Artinya: “Wanita tidak boleh menikahkan wanita, dan tidak boleh pula wanita menikahkan dirinya sendiri. Sebab, hanya pezinalah yang menikahkan dirinya sendiri,” (HR Ibnu Majah).

Hadis ini menjelaskan bahwa menurut ajaran Islam, wanita tidak memiliki wewenang untuk menikahkan wanita lain, dan juga tidak boleh menikahkan dirinya sendiri. Tindakan tersebut dianggap tidak sah dalam Islam. Pernikahan harus dilakukan dengan izin dan wali yang sah menurut syariat Islam.
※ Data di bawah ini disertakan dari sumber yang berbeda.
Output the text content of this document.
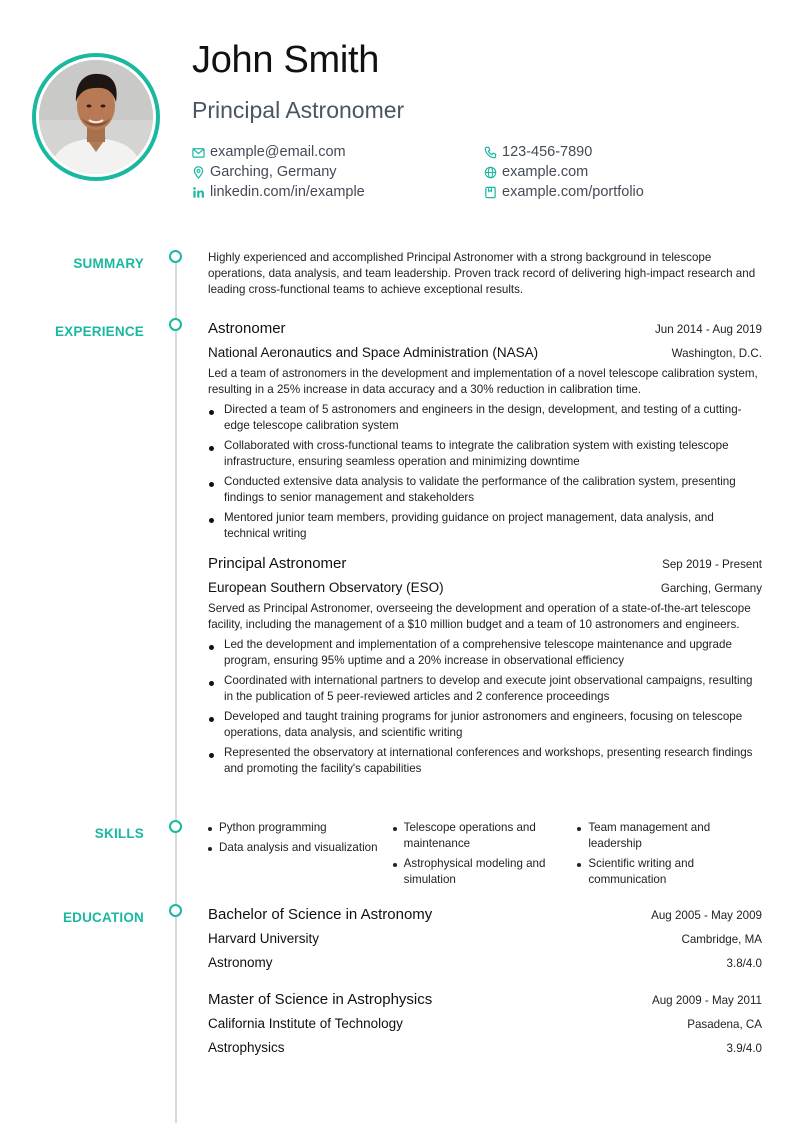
John Smith
Principal Astronomer
example@email.com	123-456-7890
Garching, Germany	example.com
linkedin.com/in/example	example.com/portfolio
SUMMARY	Highly experienced and accomplished Principal Astronomer with a strong background in telescope operations, data analysis, and team leadership. Proven track record of delivering high-impact research and leading cross-functional teams to achieve exceptional results.

EXPERIENCE	Astronomer	Jun 2014 - Aug 2019
National Aeronautics and Space Administration (NASA)	Washington, D.C.

Led a team of astronomers in the development and implementation of a novel telescope calibration system, resulting in a 25% increase in data accuracy and a 30% reduction in calibration time.

Directed a team of 5 astronomers and engineers in the design, development, and testing of a cutting-edge telescope calibration system
Collaborated with cross-functional teams to integrate the calibration system with existing telescope infrastructure, ensuring seamless operation and minimizing downtime
Conducted extensive data analysis to validate the performance of the calibration system, presenting findings to senior management and stakeholders
Mentored junior team members, providing guidance on project management, data analysis, and technical writing
Principal Astronomer	Sep 2019 - Present
European Southern Observatory (ESO)	Garching, Germany

Served as Principal Astronomer, overseeing the development and operation of a state-of-the-art telescope facility, including the management of a $10 million budget and a team of 10 astronomers and engineers.

Led the development and implementation of a comprehensive telescope maintenance and upgrade program, ensuring 95% uptime and a 20% increase in observational efficiency
Coordinated with international partners to develop and execute joint observational campaigns, resulting in the publication of 5 peer-reviewed articles and 2 conference proceedings
Developed and taught training programs for junior astronomers and engineers, focusing on telescope operations, data analysis, and scientific writing
Represented the observatory at international conferences and workshops, presenting research findings and promoting the facility's capabilities
SKILLS	Python programming
Data analysis and visualization
Telescope operations and maintenance
Astrophysical modeling and simulation
Team management and leadership
Scientific writing and communication
EDUCATION	Bachelor of Science in Astronomy	Aug 2005 - May 2009
Harvard University	Cambridge, MA
Astronomy	3.8/4.0
Master of Science in Astrophysics	Aug 2009 - May 2011
California Institute of Technology	Pasadena, CA
Astrophysics	3.9/4.0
Pernyataan bahwa hanya pezina yang menikahkan dirinya sendiri menunjukkan bahwa tindakan tersebut merupakan pelanggaran serius terhadap norma-norma pernikahan dalam agama Islam. Oleh karena itu, hadis ini menegaskan pentingnya mematuhi aturan-aturan yang telah ditetapkan dalam Islam terkait pernikahan dan proses akad nikah.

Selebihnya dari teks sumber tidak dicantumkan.